Maudet est prêt à rendre son passeport français
Attaqué sur sa binationalité, le candidat veillera à éviter tout soupçon s'il est élu à Berne.

Peut-on briguer une place au gouvernement suisse tout en possédant une autre citoyenneté que la seule helvétique? La question se pose à Pierre Maudet, candidat déclaré depuis vendredi à la succession de Didier Burkhalter au Conseil fédéral. A cette occasion, le libéral-radical s'est vu rappeler sa binationalité franco-suisse par la parlementaire genevoise Céline Amaudruz. Celle qui est aussi vice-présidente de l'UDC nationale a alors stipulé que son parti avait à cet égard une «réserve», affectant aussi la candidate vaudoise Jacqueline de Quattro, Italo-Suisse.
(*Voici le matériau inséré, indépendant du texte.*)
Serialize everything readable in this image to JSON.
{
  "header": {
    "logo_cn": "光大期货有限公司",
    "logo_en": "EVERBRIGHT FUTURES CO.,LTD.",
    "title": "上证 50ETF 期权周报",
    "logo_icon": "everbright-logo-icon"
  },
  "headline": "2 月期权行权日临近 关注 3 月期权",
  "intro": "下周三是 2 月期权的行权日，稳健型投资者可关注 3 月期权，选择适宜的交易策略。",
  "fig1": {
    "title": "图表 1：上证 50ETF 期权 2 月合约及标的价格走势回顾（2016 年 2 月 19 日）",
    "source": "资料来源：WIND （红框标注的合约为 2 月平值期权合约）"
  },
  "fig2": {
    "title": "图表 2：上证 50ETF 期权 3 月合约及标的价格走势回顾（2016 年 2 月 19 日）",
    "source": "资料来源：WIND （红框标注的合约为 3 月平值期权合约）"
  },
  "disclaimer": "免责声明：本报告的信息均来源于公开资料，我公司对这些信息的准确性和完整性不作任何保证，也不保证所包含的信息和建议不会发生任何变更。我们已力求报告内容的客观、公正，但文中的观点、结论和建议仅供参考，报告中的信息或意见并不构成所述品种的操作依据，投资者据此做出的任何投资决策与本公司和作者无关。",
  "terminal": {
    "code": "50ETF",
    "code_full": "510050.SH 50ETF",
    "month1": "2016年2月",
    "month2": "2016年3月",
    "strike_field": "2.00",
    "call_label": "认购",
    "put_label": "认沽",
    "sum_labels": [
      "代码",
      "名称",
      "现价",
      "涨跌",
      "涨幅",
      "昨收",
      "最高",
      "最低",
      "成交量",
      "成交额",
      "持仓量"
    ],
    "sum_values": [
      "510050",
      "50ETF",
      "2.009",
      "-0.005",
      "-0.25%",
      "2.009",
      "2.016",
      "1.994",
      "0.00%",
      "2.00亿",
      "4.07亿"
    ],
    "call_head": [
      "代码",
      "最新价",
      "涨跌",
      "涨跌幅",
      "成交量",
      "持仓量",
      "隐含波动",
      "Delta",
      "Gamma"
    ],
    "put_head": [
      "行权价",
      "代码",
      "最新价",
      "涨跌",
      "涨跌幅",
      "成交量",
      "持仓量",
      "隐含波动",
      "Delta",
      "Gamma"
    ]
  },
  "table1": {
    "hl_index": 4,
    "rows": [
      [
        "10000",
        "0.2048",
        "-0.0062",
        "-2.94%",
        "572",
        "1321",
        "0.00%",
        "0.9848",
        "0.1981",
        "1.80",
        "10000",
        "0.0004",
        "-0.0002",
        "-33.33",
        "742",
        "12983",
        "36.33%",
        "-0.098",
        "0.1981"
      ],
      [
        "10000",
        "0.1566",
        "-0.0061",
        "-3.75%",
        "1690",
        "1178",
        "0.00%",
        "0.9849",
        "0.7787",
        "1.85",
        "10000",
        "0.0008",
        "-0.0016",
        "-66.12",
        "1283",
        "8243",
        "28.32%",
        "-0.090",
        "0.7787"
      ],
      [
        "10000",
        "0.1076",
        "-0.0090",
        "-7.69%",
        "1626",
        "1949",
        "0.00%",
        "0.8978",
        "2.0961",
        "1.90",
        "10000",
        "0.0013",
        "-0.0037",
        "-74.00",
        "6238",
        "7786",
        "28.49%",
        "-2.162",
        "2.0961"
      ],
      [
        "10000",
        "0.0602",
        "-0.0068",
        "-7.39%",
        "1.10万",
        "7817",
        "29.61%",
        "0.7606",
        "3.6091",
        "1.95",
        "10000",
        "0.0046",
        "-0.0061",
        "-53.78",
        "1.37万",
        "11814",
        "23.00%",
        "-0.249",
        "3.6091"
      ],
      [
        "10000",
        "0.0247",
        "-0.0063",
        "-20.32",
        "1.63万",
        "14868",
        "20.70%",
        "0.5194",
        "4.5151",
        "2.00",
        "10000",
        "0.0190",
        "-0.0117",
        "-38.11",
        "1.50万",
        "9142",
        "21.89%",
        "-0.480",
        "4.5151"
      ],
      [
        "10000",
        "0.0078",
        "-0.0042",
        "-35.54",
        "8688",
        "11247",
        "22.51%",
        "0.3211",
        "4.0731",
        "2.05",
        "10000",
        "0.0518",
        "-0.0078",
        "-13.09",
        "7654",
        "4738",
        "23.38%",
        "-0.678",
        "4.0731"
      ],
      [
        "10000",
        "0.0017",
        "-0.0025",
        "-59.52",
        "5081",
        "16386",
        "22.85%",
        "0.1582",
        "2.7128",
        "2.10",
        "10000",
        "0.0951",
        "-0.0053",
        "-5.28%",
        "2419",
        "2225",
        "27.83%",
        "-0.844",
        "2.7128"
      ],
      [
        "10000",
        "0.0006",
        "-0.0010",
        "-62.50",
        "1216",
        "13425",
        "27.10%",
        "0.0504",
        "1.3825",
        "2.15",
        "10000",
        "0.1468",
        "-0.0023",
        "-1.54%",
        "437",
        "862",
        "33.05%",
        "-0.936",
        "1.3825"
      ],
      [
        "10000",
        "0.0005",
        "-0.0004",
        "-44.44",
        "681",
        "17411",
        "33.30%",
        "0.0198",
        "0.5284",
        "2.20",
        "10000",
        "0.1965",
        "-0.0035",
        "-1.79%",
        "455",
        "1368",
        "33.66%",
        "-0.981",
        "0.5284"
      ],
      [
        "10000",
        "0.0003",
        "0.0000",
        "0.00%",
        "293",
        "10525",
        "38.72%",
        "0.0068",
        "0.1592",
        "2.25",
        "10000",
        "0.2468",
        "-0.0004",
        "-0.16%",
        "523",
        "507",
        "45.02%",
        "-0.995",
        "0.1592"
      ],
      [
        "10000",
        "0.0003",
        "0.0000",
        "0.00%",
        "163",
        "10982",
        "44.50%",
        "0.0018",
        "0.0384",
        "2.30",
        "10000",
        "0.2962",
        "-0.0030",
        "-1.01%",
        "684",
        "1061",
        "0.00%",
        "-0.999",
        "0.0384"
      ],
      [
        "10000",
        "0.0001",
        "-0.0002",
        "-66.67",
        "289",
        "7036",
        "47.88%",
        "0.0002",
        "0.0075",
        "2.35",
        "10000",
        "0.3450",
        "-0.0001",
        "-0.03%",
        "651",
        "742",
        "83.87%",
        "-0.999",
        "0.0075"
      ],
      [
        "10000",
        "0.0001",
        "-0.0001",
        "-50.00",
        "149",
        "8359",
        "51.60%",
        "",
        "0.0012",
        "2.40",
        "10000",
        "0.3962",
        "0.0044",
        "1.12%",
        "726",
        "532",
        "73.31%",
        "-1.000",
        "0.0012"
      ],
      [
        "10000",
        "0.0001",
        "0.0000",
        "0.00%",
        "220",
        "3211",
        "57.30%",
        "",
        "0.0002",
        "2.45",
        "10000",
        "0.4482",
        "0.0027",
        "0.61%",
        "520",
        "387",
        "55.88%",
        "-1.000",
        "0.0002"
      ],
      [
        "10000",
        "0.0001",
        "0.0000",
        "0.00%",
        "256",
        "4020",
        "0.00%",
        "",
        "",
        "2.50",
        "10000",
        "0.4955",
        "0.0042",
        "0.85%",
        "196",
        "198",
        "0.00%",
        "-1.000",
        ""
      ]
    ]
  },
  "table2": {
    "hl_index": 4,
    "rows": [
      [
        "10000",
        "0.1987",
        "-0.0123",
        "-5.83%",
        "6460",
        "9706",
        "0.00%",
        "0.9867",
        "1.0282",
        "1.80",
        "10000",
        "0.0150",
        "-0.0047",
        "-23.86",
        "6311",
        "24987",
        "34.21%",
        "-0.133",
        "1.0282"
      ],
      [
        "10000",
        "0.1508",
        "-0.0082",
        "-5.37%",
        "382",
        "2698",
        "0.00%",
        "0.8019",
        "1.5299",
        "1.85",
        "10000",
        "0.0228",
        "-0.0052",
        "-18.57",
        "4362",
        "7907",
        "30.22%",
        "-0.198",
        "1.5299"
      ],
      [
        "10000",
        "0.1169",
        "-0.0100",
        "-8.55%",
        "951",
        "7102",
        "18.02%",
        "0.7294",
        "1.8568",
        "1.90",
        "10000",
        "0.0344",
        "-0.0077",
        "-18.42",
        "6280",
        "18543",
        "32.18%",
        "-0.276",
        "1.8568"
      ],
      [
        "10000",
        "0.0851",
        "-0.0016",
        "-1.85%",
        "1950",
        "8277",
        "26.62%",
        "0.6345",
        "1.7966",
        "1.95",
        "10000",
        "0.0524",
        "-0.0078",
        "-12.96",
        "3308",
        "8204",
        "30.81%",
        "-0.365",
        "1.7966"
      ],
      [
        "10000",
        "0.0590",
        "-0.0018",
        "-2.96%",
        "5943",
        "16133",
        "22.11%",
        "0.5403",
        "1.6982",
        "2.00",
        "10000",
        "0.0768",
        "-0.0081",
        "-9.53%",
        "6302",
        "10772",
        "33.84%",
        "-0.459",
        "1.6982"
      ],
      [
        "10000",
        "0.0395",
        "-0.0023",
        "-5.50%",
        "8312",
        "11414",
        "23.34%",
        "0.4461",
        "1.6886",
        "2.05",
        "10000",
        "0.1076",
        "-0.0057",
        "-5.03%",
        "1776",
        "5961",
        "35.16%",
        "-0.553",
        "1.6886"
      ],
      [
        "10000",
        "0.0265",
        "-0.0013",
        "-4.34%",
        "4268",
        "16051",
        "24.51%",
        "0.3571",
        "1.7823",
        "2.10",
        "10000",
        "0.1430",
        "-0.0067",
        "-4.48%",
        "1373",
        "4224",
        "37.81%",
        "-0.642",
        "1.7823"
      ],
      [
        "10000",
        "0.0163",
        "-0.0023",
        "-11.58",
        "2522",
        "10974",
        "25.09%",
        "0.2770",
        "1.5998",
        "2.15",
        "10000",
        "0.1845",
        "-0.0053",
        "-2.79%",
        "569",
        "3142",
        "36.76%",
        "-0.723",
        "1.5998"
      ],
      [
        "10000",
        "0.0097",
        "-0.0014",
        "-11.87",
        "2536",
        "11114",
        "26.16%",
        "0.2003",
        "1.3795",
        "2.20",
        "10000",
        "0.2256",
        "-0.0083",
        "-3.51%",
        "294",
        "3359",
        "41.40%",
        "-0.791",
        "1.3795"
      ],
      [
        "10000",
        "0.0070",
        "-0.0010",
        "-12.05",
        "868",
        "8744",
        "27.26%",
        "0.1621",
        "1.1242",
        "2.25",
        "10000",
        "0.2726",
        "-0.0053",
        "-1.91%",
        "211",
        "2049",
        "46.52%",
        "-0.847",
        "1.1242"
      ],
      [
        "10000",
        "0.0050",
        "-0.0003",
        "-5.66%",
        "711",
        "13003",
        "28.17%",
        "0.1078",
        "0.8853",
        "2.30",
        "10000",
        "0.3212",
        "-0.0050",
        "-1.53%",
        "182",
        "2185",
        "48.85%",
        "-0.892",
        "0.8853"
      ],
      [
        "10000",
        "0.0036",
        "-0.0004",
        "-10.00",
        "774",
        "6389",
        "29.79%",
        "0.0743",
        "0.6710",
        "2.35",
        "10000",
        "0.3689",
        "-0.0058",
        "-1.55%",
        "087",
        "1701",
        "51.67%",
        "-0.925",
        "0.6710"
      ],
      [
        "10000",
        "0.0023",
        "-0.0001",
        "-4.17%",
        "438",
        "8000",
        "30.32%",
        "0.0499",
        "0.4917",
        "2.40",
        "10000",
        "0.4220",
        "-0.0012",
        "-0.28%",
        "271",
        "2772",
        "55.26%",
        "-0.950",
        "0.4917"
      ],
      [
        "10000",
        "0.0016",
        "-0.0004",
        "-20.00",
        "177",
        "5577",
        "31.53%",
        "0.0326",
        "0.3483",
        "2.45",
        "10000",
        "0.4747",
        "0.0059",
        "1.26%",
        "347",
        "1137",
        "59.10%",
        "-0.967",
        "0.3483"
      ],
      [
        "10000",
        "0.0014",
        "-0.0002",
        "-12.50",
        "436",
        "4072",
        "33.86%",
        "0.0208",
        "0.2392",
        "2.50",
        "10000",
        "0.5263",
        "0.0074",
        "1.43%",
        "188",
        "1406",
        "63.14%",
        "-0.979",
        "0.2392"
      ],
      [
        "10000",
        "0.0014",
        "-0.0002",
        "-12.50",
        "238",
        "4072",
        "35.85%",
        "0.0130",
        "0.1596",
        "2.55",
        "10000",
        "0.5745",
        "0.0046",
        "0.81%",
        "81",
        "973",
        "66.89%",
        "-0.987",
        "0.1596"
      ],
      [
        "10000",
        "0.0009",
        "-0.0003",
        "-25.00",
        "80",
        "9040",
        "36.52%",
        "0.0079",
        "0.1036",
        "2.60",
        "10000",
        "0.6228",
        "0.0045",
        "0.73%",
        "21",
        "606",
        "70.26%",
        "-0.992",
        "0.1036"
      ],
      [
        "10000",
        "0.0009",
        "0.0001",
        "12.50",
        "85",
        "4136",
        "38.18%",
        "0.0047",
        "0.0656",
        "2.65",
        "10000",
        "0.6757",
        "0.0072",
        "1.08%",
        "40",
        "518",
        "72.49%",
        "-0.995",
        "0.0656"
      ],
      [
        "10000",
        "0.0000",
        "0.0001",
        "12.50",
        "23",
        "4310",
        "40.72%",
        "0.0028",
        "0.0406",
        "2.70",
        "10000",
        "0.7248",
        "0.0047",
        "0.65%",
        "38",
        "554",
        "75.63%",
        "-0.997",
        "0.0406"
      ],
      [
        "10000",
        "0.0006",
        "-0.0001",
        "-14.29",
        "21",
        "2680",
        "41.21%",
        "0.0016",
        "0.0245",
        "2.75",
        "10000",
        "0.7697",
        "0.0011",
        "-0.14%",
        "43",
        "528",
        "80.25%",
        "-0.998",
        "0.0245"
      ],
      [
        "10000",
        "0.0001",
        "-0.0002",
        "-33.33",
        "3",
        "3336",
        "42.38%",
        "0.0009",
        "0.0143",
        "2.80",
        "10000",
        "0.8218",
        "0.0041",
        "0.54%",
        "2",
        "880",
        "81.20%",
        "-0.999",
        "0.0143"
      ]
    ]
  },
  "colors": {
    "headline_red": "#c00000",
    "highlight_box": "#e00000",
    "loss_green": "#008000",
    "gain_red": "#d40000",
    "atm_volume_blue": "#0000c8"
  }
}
«Ce n'est pas la question des origines du candidat qui nous préoccupe, mais celle de son allégeance, développe Marc Fuhrmann, président de l'UDC genevoise. Il faut imaginer que Pierre Maudet pourrait devenir président de la Confédération et, lors d'une visite d'Etat à Paris, devrait montrer son passeport français à son arrivée. C'est tout simplement absurde à un tel niveau de pouvoir! Il deviendrait presque un mercenaire français en Suisse!»
Tout le parti ne semble toutefois pas arc-bouté sur cette position. Interrogé il y a dix jours par la Schweiz am Wochenende, le chef du groupe UDC aux Chambres a jugé que la binationalité n'était «pas un obstacle». Le positionnement politique, notamment sur le dossier européen, importe davantage à Adrian Amstutz.
Une situation si courante
Reste que l'anathème jeté sur la binationalité a fait jaser à Genève, à en juger par les nombreuses réactions sur les réseaux sociaux. La magistrate socialiste Sandrine Salerno s'en est notamment étonnée: «J'ai été surprise de voir cette critique émaner d'une Genevoise alors que nous devrions promouvoir comme un atout et une force nos origines multiples, réagit l'argentière de la Ville de Genève, trinationale franco-italo-suisse. La binationalité de Pierre Maudet n'a jamais constitué un problème lors de ses mandats genevois, aux plans municipal et cantonal.»
La binationalité couplant une citoyenneté suisse à une autre étrangère est en effet loin d'être marginale. L'Office cantonal de la statistique estime qu'elle concernait ces dernières années quelque 90 000 Genevois de 15 ans ou plus, représentant 29% de cette tranche d'âge. A l'échelle nationale, selon l'Administration fédérale, 873 046 Suisses et résidents possèdent une autre nationalité.
Parer aux suspicions
Comment Pierre Maudet réagit-il? «Je suis né en Suisse, y ai toujours vécu, suivi ma scolarité, fait mon armée et exercé tous mes mandats politiques, précise celui qui tient sa citoyenneté tricolore de son père. J'ai reçu la nationalité française à ma naissance, sans l'avoir demandée. Ma binationalité ne fait pas de moi ni des quelque 900 000 Suisses qui sont dans le même cas des citoyens de seconde zone.»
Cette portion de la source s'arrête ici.